The reason is related to libcudart.so.10.2
as mentioned above:
ldd ./My_Test
libGCBase_gcc_v3_1_Basler_pylon.so => /usr/local/pylon/lib/libGCBase_gcc_v3_1_Basler_pylon.so (0x00000055022a3000)
libpylonbase-6.2.0.so => /usr/local/pylon/lib/libpylonbase-6.2.0.so (0x00000055022d0000)
libGenApi_gcc_v3_1_Basler_pylon.so => /usr/local/pylon/lib/libGenApi_gcc_v3_1_Basler_pylon.so (0x0000005503042000)
libpylonutility-6.2.0.so => /usr/local/pylon/lib/libpylonutility-6.2.0.so (0x00000055033a3000)
librt.so.1 => /lib/aarch64-linux-gnu/librt.so.1 (0x0000005503599000)
libpthread.so.0 => /lib/aarch64-linux-gnu/libpthread.so.0 (0x00000055035b0000)
libdl.so.2 => /lib/aarch64-linux-gnu/libdl.so.2 (0x00000055035de000)
libcudart.so.10.2 => not found
libm.so.6 => /lib/aarch64-linux-gnu/libm.so.6 (0x00000055035f3000)
libc.so.6 => /lib/aarch64-linux-gnu/libc.so.6 (0x00000055036ac000)
/lib/ld-linux-aarch64.so.1 (0x0000005500000000)
libstdc++.so.6 => /usr/lib/aarch64-linux-gnu/libstdc++.so.6 (0x0000005503805000)
libgcc_s.so.1 => /lib/aarch64-linux-gnu/libgcc_s.so.1 (0x000000550399b000)
libLog_gcc_v3_1_Basler_pylon.so => /usr/local/pylon/lib/libLog_gcc_v3_1_Basler_pylon.so (0x00000055039bf000)

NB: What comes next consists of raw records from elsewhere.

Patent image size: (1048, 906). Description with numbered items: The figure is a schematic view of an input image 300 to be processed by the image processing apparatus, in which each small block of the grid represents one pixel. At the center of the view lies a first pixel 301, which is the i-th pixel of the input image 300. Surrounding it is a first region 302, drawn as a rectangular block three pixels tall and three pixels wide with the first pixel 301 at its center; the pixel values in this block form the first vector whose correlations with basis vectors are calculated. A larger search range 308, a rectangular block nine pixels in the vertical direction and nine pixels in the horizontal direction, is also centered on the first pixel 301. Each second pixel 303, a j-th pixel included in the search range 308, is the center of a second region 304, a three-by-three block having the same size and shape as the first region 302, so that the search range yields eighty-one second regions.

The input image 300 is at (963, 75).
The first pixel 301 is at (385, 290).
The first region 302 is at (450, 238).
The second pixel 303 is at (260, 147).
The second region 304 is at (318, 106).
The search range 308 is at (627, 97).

libMathParser_gcc_v3_1_Basler_pylon.so => /usr/local/pylon/lib/libMathParser_gcc_v3_1_Basler_pylon.so (0x00000055039da000)

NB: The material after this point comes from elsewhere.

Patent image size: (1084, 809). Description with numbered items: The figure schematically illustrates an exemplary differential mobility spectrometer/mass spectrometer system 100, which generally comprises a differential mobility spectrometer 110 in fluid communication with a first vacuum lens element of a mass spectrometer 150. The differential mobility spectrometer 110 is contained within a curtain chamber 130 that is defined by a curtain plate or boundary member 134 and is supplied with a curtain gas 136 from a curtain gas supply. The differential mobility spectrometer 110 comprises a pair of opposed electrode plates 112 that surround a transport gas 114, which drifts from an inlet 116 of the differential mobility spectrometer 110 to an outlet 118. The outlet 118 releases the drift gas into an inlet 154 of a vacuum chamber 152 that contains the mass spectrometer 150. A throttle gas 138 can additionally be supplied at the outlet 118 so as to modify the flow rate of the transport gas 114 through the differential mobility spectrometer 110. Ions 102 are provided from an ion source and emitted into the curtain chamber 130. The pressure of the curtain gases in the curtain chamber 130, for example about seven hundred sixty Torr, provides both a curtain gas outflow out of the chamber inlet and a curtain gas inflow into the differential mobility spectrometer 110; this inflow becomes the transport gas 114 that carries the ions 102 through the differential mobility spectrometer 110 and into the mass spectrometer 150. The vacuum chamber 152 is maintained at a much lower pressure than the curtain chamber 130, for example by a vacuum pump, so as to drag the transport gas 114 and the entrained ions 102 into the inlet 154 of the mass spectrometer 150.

libXmlParser_gcc_v3_1_Basler_pylon.so => /usr/local/pylon/lib/libXmlParser_gcc_v3_1_Basler_pylon.so (0x00000055039f5000)
libNodeMapData_gcc_v3_1_Basler_pylon.so => /usr/local/pylon/lib/libNodeMapData_gcc_v3_1_Basler_pylon.so (0x0000005503b30000)

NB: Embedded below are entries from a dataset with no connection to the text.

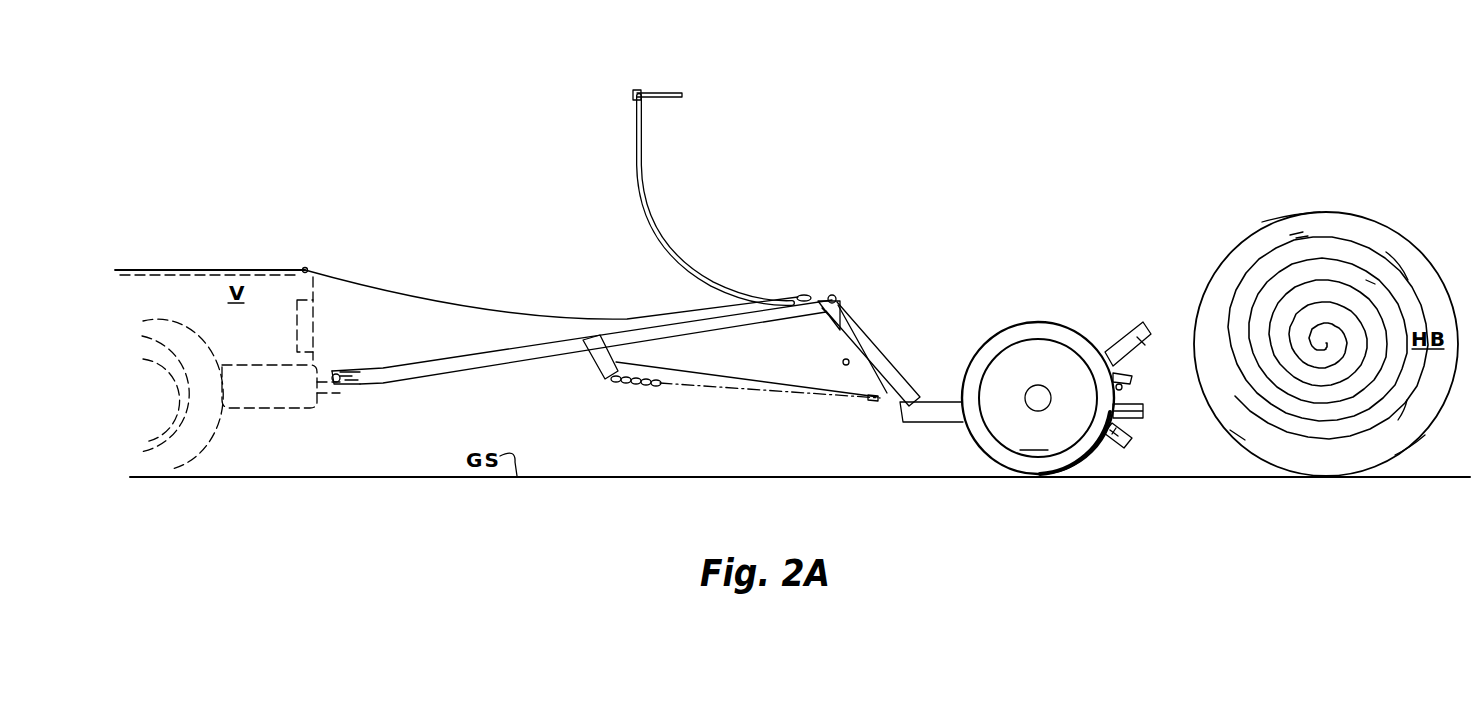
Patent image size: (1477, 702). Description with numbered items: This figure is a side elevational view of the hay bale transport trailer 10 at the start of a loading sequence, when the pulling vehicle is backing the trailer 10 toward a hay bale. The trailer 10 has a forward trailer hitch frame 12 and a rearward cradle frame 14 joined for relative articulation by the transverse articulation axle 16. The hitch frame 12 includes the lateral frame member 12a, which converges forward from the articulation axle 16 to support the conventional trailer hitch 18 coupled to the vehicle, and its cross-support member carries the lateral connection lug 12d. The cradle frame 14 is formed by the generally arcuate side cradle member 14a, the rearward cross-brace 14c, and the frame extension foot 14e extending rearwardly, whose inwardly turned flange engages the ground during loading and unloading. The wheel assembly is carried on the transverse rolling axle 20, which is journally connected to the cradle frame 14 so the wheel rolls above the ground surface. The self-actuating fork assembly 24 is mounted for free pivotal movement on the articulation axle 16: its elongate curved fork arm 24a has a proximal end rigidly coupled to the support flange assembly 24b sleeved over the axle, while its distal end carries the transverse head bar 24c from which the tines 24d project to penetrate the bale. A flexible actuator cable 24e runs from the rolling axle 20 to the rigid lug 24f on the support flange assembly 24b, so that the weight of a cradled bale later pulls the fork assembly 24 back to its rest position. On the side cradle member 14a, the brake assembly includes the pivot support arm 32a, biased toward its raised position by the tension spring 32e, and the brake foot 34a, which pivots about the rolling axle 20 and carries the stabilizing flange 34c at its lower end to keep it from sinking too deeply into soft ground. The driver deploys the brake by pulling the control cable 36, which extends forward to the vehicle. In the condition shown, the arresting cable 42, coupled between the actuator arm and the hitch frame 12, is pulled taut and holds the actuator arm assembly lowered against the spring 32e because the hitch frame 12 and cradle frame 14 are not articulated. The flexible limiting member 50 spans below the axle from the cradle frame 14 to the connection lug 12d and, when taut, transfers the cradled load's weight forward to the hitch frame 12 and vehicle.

The transport trailer 10 is at (936, 120).
The trailer hitch frame 12 is at (582, 372).
The lateral frame member 12a is at (482, 366).
The lateral connection lug 12d is at (602, 362).
The cradle frame 14 is at (865, 357).
The side cradle member 14a is at (936, 412).
The rearward cross-brace 14c is at (1150, 325).
The frame extension foot 14e is at (1143, 411).
The articulation axle 16 is at (842, 296).
The trailer hitch 18 is at (350, 388).
The rolling axle 20 is at (1040, 395).
The self-actuating fork assembly 24 is at (696, 177).
The fork arm 24a is at (642, 152).
The support flange assembly 24b is at (800, 295).
The head bar 24c is at (635, 97).
The tines 24d is at (681, 92).
The actuator cable 24e is at (843, 361).
The rigid lug 24f is at (826, 307).
The pivot support arm 32a is at (1130, 375).
The tension spring 32e is at (1122, 387).
The brake foot 34a is at (1130, 442).
The stabilizing flange 34c is at (1115, 440).
The control cable 36 is at (343, 280).
The arresting cable 42 is at (651, 362).
The flexible limiting member 50 is at (698, 390).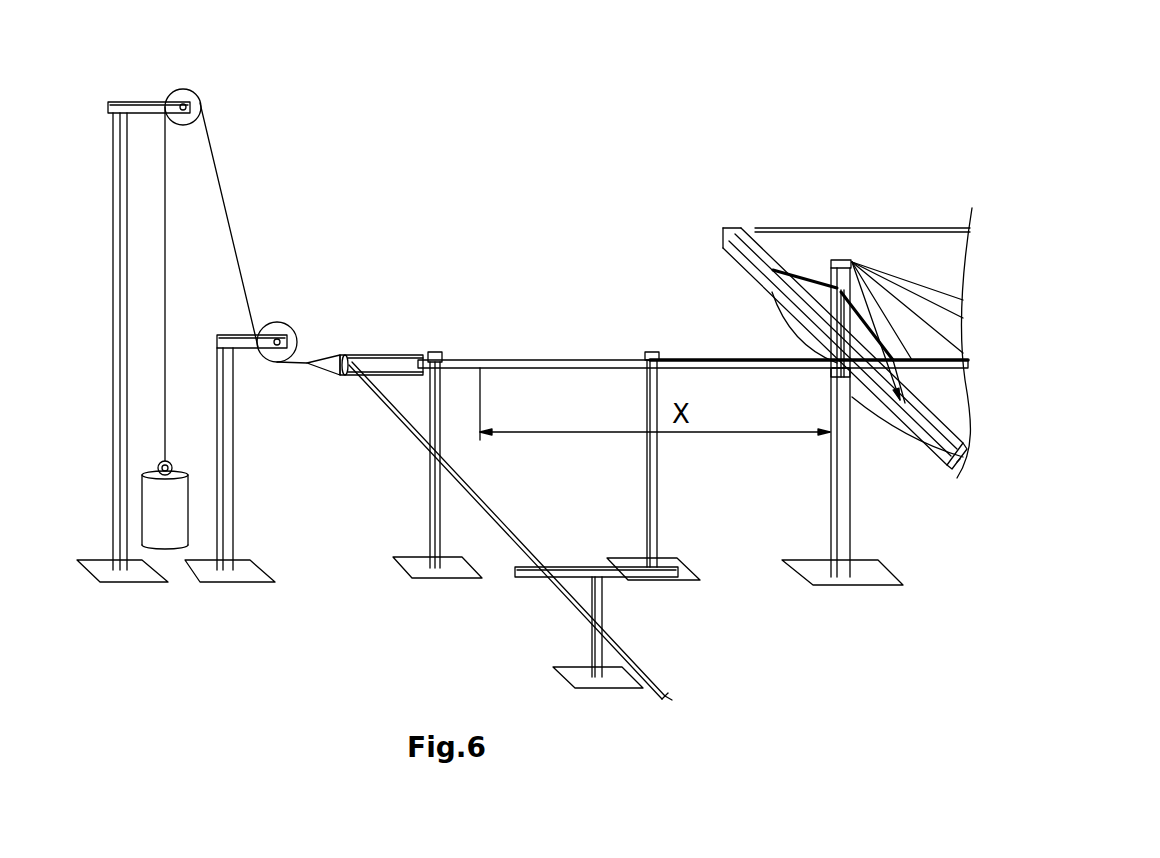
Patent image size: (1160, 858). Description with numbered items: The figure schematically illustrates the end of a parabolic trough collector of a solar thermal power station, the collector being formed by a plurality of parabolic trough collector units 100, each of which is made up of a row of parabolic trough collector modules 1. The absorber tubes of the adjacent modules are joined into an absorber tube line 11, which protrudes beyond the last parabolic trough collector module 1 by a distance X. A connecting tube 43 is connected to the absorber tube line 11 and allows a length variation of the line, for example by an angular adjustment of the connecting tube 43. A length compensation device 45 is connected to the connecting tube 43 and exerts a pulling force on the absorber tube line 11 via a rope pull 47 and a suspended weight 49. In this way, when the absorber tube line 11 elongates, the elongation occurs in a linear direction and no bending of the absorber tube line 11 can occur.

The parabolic trough collector module 1 is at (757, 190).
The absorber tube line 11 is at (573, 365).
The connecting tube 43 is at (438, 335).
The length compensation device 45 is at (265, 158).
The rope pull 47 is at (230, 225).
The weight 49 is at (163, 513).
The parabolic trough collector unit 100 is at (883, 177).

Also nm -e ./My_Test | grep -i cuda
:
...
U __cudaPopCallConfiguration@@libcudart.so.10.2
U __cudaPushCallConfiguration@@libcudart.so.10.2
U __cudaRegisterFatBinary@@libcudart.so.10.2
U __cudaRegisterFatBinaryEnd@@libcudart.so.10.2
U __cudaRegisterFunction@@libcudart.so.10.2
U __cudaRegisterVar@@libcudart.so.10.2
U __cudaUnregisterFatBinary@@libcudart.so.10.2
U cudaDeviceReset@@libcudart.so.10.2
U cudaDeviceSynchronize@@libcudart.so.10.2
U cudaDriverGetVersion@@libcudart.so.10.2
U cudaEventCreateWithFlags@@libcudart.so.10.2
U cudaEventDestroy@@libcudart.so.10.2
U cudaEventElapsedTime@@libcudart.so.10.2
U cudaEventQuery@@libcudart.so.10.2
U cudaEventRecord@@libcudart.so.10.2
U cudaEventSynchronize@@libcudart.so.10.2
U cudaFree@@libcudart.so.10.2
U cudaFreeHost@@libcudart.so.10.2
U cudaGetDevice@@libcudart.so.10.2
U cudaGetDeviceCount@@libcudart.so.10.2
U cudaGetDeviceProperties@@libcudart.so.10.2
U cudaGetErrorString@@libcudart.so.10.2
U cudaGetLastError@@libcudart.so.10.2
U cudaHostAlloc@@libcudart.so.10.2
U cudaHostGetDevicePointer@@libcudart.so.10.2
U cudaHostRegister@@libcudart.so.10.2
U cudaHostUnregister@@libcudart.so.10.2
U cudaLaunchKernel@@libcudart.so.10.2
U cudaMalloc@@libcudart.so.10.2
U cudaMallocPitch@@libcudart.so.10.2
U cudaMemGetInfo@@libcudart.so.10.2
U cudaMemcpy2D@@libcudart.so.10.2
U cudaMemcpy2DAsync@@libcudart.so.10.2
U cudaMemset2D@@libcudart.so.10.2
U cudaMemset2DAsync@@libcudart.so.10.2
U cudaRuntimeGetVersion@@libcudart.so.10.2
U cudaSetDevice@@libcudart.so.10.2
U cudaStreamAddCallback@@libcudart.so.10.2
U cudaStreamCreate@@libcudart.so.10.2
U cudaStreamDestroy@@libcudart.so.10.2
U cudaStreamQuery@@libcudart.so.10.2
U cudaStreamSynchronize@@libcudart.so.10.2
U cudaStreamWaitEvent@@libcudart.so.10.2
While I cannot show the content of My_Test
, basically it doesn’t make any use of CUDA at the moment (it will in the future) but it does use OpenCV with CUDA enabled and therefore it fails.